Stabilizing Single-Atom Catalysts on Metastable Phases of Transition Metal Dichalcogenides

TL;DR

This study uses first-principles calculations to identify stable single-atom catalysts on various phases of transition metal dichalcogenides, highlighting the stabilizing role of metastable phases for catalytic applications.

Contribution

It systematically analyzes atomic interactions on different phases of TMDs, revealing metastable phases as key to stabilizing single-atom catalysts.

Findings

Identified 82 thermodynamically stable single-atom systems.

Metastable 1T and 1T' phases enhance atom binding strength.

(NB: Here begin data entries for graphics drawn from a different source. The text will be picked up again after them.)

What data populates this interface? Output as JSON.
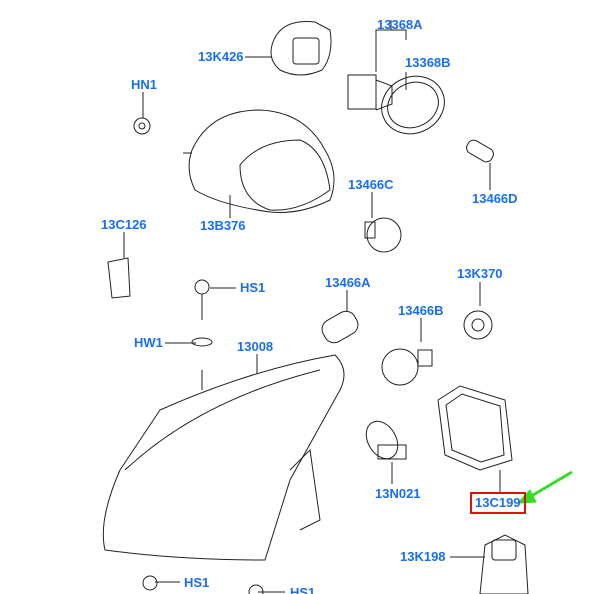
{
  "colors": {
    "label": "#1a6ef0",
    "highlight": "#e01010",
    "arrow": "#33dd22"
  },
  "labels": {
    "p13K426": "13K426",
    "p13368A": "13368A",
    "p13368B": "13368B",
    "HN1": "HN1",
    "p13466C": "13466C",
    "p13466D": "13466D",
    "p13C126": "13C126",
    "p13B376": "13B376",
    "HS1a": "HS1",
    "p13466A": "13466A",
    "p13466B": "13466B",
    "p13K370": "13K370",
    "HW1": "HW1",
    "p13008": "13008",
    "p13N021": "13N021",
    "p13C199": "13C199",
    "p13K198": "13K198",
    "HS1b": "HS1",
    "HS1c": "HS1"
  },
  "highlighted_part": "13C199"
}
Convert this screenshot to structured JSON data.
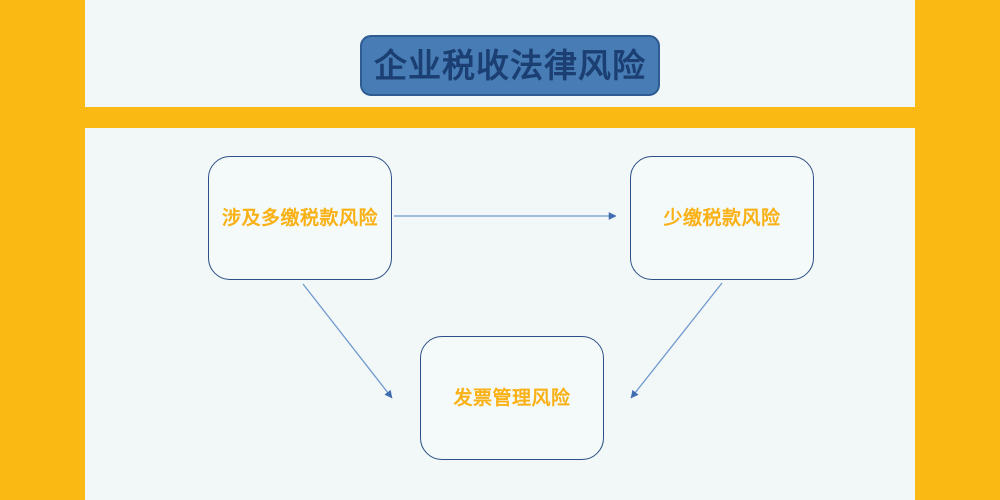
{
  "slide": {
    "title": "企业税收法律风险",
    "frame_color": "#fbb913",
    "panel_color": "#f2f7f7",
    "title_fill": "#477cb5",
    "title_border": "#2e5c92",
    "title_text_color": "#1c3f73",
    "node_text_color": "#f9b115",
    "node_border_color": "#2b4f86",
    "connector_color": "#5b86c4"
  },
  "diagram": {
    "nodes": [
      {
        "id": "overpay",
        "label": "涉及多缴税款风险"
      },
      {
        "id": "underpay",
        "label": "少缴税款风险"
      },
      {
        "id": "invoice",
        "label": "发票管理风险"
      }
    ],
    "connectors": [
      {
        "from": "overpay",
        "to": "underpay",
        "style": "arrow-right"
      },
      {
        "from": "overpay",
        "to": "invoice",
        "style": "arrow-down-right"
      },
      {
        "from": "underpay",
        "to": "invoice",
        "style": "arrow-down-left"
      }
    ]
  }
}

Provided design principles for stable single-atom catalysts.

Abstract

Single-atom catalysts have attracted significant attention due to their exceptional atomic utilization and high efficiency in a range of catalytic reactions. However, these systems often face thermodynamic instability, leading to agglomeration under operational conditions. In this study, we investigate the interactions of twelve types of catalytic atoms (Fe, Co, Ni, Cu, Ru, Rh, Pd, Ag, Ir, Pt, Au, and Bi) on three crystalline phases (1T, 1T', and 2H) of six transition metal dichalcogenide layers (MoS2, MoSe2, MoTe2, WS2, WSe2, and WTe2) based on first-principles calculations. We ultimately identify 82 stable single-atom systems that thermodynamically prevent the formation of metal clusters on these substrates. Notably, our findings reveal that the metastable 1T and 1T' phases significantly enhance the binding strength with single atoms and promote their thermodynamic stability. This research offers valuable insights into the design of stable single-atom systems and paves the way for discovering innovative catalysts in the future.